Ce n’est qu’après l’occupation de Jérusalem-Est, de la Cisjordanie et de la bande de Gaza en 1967 que les digues ont cédé. Israël a alors vu émerger une culture psychédélique envahissante, largement importée des États-Unis, altérant ainsi son tissu social. Le « pèlerinage stupéfiant » en Inde est devenu un passage obligé pour de nombreux jeunes, cherchant à échapper à la rigueur du service militaire avant de plonger dans la vie active, une échappatoire illusoire aux dures réalités.

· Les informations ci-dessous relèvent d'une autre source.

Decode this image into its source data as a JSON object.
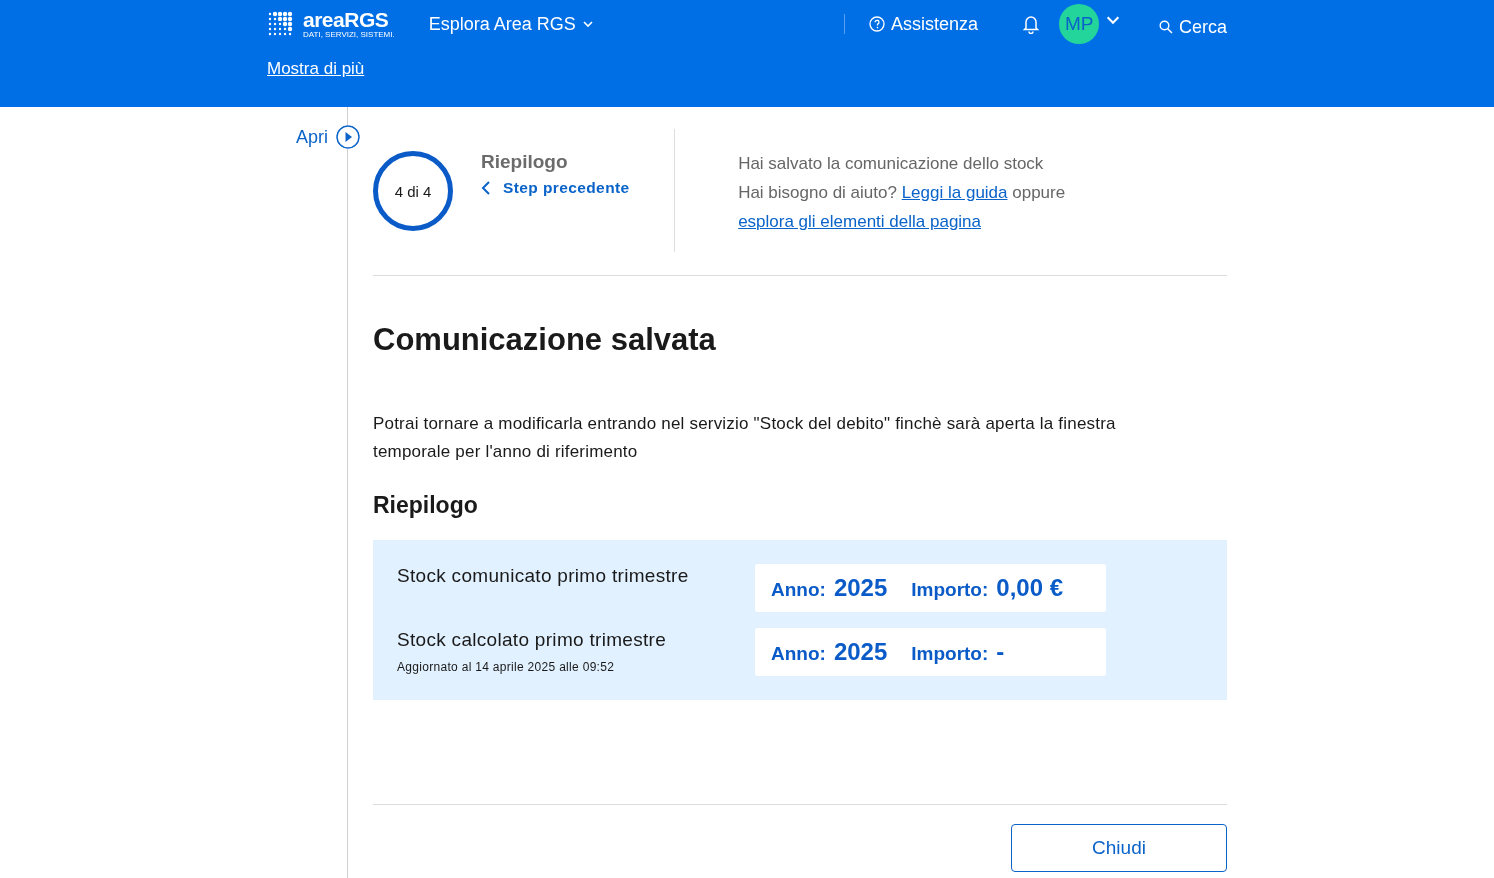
{
  "header": {
    "logo": {
      "name": "areaRGS",
      "tagline": "DATI, SERVIZI, SISTEMI."
    },
    "explore": "Esplora Area RGS",
    "help": "Assistenza",
    "avatar": "MP",
    "search": "Cerca",
    "more": "Mostra di più"
  },
  "sidebar": {
    "toggle": "Apri"
  },
  "stepper": {
    "counter": "4 di 4",
    "title": "Riepilogo",
    "back": "Step precedente"
  },
  "info": {
    "status": "Hai salvato la comunicazione dello stock",
    "help": [
      {
        "kind": "text",
        "text": "Hai bisogno di aiuto? "
      },
      {
        "kind": "link",
        "text": "Leggi la guida"
      },
      {
        "kind": "text",
        "text": " oppure "
      },
      {
        "kind": "link",
        "text": "esplora gli elementi della pagina"
      }
    ]
  },
  "title": "Comunicazione salvata",
  "description": "Potrai tornare a modificarla entrando nel servizio \"Stock del debito\" finchè sarà aperta la finestra temporale per l'anno di riferimento",
  "summary": {
    "title": "Riepilogo",
    "rows": [
      {
        "label": "Stock comunicato primo trimestre",
        "year_label": "Anno:",
        "year": "2025",
        "amount_label": "Importo:",
        "amount": "0,00 €"
      },
      {
        "label": "Stock calcolato primo trimestre",
        "note": "Aggiornato al 14 aprile 2025 alle 09:52",
        "year_label": "Anno:",
        "year": "2025",
        "amount_label": "Importo:",
        "amount": "-"
      }
    ]
  },
  "buttons": [
    {
      "label": "Chiudi"
    }
  ]
}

L’invasion du Liban en 1982 a ouvert une véritable boîte de Pandore, connectant les vastes zones de production de haschich libanaises au marché israélien, alors en pleine expansion et avide de substances illicites. Dès l’année suivante, un afflux alarmant de 700 tonnes de drogue a été illégalement importé, un signe manifeste de la perméabilité grandissante des frontières. Le pire a été l’implication choquante d’officiers israéliens dans ces réseaux transfrontaliers, dévoilant une corruption insidieuse au sein même des institutions. Malgré les démantèlements réguliers, le fléau a persisté, s’intensifiant même avec l’implication du Hezbollah. La répression, bien que féroce, n’a pas réussi à endiguer cette marée montante jusqu’au retrait israélien du Liban en 2000, laissant derrière elle un héritage lourd et complexe pour la société israélienne.